Even so, although both the Roman Caesar and Egyptian Queen were doing the dallying — Shakespeare lingo for fooling around — Caesar’s name gets much more credit when talking about leafy greens dressed with the well-loved piquant oil and vinegar concoction than does Cleopatra.
There is such a thing as Cleopatra Salad. It’s a real menu item, but its ingredients are loose. Sometimes it’s a Caesar salad with sliced grilled chicken. Other versions feature an assortment of cheeses, from feta to parmesan to pungent blue.

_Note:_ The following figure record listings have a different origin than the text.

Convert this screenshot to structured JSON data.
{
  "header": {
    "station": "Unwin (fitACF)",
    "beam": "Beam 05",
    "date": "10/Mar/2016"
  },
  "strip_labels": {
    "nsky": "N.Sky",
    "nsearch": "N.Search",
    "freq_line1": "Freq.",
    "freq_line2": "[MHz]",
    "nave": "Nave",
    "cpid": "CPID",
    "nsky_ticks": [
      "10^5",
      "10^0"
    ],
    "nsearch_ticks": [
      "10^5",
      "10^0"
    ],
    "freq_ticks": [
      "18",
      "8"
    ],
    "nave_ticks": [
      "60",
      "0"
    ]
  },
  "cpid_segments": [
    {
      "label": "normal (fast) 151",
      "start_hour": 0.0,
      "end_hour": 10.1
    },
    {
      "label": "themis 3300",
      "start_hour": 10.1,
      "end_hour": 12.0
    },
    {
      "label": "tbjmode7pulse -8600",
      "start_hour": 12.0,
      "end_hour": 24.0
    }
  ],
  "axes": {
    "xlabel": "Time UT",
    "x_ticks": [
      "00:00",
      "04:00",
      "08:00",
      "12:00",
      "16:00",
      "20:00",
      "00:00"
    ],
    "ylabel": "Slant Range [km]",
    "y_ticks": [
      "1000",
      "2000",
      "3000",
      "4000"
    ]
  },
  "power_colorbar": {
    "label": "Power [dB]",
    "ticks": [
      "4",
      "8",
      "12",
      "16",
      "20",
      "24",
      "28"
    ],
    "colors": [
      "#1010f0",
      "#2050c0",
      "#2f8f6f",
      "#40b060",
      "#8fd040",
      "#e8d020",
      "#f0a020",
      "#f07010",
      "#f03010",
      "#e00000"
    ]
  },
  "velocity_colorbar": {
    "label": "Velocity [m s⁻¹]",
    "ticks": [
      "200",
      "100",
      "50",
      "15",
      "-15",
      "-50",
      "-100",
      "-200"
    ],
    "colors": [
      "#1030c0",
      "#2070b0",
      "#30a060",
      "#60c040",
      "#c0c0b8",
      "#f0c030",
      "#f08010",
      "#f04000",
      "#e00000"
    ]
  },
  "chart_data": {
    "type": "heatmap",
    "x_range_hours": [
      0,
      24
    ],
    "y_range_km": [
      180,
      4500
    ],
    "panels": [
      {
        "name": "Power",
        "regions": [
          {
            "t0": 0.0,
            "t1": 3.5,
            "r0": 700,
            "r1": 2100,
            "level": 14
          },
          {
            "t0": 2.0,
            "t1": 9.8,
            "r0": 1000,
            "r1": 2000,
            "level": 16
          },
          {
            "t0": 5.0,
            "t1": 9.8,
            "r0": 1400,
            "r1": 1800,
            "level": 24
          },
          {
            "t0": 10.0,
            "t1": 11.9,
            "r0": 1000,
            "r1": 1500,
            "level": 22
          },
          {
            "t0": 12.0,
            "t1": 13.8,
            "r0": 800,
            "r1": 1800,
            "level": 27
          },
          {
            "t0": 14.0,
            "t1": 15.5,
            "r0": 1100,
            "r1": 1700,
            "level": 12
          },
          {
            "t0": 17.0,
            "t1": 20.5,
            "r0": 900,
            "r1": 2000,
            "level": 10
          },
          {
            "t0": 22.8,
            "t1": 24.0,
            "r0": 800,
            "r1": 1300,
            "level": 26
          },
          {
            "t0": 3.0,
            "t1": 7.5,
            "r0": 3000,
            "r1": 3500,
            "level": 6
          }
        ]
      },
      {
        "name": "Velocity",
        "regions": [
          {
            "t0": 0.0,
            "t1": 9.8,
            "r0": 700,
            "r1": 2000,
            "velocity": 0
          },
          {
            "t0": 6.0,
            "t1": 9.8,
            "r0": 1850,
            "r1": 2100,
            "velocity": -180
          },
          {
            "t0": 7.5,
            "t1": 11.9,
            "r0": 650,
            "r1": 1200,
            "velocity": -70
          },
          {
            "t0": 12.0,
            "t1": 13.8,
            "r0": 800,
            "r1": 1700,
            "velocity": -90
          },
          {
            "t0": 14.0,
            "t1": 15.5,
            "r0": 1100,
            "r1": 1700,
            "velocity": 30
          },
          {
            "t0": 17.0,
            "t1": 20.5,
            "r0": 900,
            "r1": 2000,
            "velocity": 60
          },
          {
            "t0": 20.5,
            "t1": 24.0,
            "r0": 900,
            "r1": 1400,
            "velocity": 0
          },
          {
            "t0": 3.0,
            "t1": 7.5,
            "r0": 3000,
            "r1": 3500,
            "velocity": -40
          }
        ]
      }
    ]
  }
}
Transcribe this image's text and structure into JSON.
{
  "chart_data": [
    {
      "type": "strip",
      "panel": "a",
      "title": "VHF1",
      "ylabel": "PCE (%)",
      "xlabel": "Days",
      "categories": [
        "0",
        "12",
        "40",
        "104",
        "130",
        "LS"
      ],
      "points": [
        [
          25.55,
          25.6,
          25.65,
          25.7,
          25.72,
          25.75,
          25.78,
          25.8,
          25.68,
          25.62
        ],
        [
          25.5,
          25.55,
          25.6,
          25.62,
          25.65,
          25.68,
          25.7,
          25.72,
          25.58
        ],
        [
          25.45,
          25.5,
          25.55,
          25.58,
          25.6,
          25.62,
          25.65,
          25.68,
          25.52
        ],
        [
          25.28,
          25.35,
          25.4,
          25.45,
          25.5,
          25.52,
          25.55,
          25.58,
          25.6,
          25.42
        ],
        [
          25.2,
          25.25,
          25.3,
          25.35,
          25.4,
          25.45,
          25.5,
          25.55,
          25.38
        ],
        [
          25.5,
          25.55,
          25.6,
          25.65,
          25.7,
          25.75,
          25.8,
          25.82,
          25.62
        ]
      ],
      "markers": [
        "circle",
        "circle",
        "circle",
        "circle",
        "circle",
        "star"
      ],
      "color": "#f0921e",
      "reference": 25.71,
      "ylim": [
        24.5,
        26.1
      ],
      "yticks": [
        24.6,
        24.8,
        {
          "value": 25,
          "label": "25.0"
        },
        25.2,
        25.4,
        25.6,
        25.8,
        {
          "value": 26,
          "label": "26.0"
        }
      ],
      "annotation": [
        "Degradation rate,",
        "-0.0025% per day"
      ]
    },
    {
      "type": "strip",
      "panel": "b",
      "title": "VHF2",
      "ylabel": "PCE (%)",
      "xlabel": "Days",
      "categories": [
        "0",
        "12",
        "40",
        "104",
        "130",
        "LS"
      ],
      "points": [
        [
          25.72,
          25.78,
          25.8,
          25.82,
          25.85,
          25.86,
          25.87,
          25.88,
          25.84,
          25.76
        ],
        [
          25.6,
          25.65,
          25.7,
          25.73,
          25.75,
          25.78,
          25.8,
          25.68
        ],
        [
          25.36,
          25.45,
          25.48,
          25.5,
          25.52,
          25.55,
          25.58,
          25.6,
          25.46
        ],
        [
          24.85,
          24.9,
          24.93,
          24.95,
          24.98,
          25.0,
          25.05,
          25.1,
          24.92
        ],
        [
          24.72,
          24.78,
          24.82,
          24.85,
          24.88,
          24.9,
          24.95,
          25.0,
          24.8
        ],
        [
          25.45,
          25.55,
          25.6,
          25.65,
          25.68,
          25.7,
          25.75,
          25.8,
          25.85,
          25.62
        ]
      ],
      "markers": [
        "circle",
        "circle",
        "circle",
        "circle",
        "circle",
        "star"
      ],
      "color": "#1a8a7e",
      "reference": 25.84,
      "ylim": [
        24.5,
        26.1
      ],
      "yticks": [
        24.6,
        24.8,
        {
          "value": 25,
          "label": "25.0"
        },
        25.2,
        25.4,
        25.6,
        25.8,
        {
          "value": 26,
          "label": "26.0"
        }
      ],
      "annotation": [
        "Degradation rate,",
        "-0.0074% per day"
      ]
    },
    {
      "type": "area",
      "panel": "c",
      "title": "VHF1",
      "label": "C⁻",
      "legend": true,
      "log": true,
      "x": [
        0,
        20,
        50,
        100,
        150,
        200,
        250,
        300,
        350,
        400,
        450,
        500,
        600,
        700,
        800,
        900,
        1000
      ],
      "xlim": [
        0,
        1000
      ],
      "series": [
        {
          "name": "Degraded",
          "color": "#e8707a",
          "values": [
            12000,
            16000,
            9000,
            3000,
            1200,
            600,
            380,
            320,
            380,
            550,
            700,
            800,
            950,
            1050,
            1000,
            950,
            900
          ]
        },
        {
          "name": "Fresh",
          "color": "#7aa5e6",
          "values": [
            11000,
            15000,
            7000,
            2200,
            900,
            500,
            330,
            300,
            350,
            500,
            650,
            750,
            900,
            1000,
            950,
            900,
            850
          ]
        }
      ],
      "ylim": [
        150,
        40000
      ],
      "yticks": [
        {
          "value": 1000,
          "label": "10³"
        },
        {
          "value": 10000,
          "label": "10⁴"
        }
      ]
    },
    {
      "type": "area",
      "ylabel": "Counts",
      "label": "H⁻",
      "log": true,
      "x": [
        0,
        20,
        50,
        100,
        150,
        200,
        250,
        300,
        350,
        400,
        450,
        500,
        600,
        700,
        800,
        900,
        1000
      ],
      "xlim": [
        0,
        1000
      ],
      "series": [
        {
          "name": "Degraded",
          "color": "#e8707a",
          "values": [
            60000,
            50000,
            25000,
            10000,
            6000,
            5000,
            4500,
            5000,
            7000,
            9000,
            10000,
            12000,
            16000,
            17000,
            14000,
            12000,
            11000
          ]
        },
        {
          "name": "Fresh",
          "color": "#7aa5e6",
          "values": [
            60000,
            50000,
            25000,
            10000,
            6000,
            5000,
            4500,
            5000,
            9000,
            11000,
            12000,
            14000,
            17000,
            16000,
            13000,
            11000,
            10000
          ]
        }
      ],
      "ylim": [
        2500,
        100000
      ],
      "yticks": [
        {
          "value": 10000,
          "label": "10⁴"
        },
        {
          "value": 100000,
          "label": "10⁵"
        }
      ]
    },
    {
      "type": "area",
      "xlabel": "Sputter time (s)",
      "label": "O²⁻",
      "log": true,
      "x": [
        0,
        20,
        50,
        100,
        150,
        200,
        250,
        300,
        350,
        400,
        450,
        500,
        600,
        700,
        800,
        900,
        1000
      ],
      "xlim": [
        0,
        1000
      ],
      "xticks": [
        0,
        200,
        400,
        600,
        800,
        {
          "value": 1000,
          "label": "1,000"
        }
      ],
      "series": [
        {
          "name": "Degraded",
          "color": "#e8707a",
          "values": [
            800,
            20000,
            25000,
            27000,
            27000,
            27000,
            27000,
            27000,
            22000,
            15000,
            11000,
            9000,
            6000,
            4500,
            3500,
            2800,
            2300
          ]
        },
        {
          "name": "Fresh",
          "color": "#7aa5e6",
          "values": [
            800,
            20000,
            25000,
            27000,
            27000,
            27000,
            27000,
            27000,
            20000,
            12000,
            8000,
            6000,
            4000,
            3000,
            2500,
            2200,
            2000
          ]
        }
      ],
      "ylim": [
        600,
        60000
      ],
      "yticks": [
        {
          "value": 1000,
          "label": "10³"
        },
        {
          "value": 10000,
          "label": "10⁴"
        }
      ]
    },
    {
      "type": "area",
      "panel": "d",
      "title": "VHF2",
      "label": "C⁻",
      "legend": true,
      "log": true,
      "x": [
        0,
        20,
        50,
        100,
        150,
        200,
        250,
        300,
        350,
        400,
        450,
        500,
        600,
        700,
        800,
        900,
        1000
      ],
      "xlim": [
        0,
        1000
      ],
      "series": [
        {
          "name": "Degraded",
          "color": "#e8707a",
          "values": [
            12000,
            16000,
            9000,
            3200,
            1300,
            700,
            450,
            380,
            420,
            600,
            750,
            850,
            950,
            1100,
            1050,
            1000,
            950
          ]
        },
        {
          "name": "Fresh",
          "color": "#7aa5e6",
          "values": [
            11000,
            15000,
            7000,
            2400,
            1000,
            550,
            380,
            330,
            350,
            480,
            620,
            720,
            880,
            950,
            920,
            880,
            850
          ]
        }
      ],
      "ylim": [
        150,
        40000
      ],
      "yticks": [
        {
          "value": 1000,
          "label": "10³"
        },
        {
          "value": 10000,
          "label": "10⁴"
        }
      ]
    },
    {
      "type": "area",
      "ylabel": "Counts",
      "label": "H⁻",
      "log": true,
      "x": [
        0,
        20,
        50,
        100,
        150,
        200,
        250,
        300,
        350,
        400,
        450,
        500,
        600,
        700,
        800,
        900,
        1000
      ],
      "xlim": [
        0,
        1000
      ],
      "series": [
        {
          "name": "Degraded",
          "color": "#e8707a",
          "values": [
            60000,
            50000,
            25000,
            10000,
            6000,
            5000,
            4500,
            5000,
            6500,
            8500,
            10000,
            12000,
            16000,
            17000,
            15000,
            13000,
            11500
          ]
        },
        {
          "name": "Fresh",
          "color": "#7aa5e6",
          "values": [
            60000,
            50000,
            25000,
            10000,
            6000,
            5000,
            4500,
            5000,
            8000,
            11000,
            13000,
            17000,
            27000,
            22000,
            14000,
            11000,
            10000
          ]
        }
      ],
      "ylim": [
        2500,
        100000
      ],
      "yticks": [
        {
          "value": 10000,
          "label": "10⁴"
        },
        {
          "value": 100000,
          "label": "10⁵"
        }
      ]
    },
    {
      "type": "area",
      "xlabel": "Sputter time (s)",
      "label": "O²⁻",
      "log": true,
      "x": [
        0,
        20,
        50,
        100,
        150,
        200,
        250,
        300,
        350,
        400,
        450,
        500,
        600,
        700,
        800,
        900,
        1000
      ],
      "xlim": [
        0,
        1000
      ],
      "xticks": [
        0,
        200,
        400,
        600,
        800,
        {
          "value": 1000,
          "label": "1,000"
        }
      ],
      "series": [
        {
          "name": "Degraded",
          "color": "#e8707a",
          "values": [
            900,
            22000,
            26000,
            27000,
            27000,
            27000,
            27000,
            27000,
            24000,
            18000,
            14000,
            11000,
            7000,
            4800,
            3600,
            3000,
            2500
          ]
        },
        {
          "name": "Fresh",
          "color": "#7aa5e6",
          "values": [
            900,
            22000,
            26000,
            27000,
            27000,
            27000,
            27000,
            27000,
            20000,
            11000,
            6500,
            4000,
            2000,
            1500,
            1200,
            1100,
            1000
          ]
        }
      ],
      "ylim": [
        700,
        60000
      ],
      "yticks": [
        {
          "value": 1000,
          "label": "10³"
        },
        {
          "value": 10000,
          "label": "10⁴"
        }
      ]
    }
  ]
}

It seems that the most important part of a Cleopatra (as opposed to a Caesar) salad is that it’s so much more than lettuce, parmesan cheese, anchovies, and croutons. It’s a salad named after a woman. It only makes sense to have a salad with voluptuous flavor — one befitting an Egyptian Queen.
This version features blue cheese, red grapes, and a creamy buttermilk dressing with a tangy tartness, thanks to fresh lemon juice.
Cleopatra Salad with Blue Cheese and Grapes Recipe
- 1 head romaine lettuce, chopped into bite sized pieces, rinsed, and spun dry
- 1 cup red grapes, rinsed and dried
- 4 ounces crumbled blue cheese
- 1/2 cup buttermilk
- 1/4 cup mayonnaise
- 1/4 cup lemon juice
- 1/3 cup extra virgin olive oil
- 1 clove garlic, crushed
- salt and pepper to taste
- 1 cup croutons
Make the salad
Place salad greens, grapes, and cheese in salad bowl.
In small glass bowl or Mason jar with lid, combine buttermilk, mayonnaise, lemon juice, olive oil, garlic, salt, and pepper. Whisk ingredients to emulsify. If using a Mason jar, tighten lid and shake vigorously until liquids are combined.
Sprinkle croutons on top of greens. Dress salad to taste, tossing well.
Refrigerate unused dressing for up to 5 days.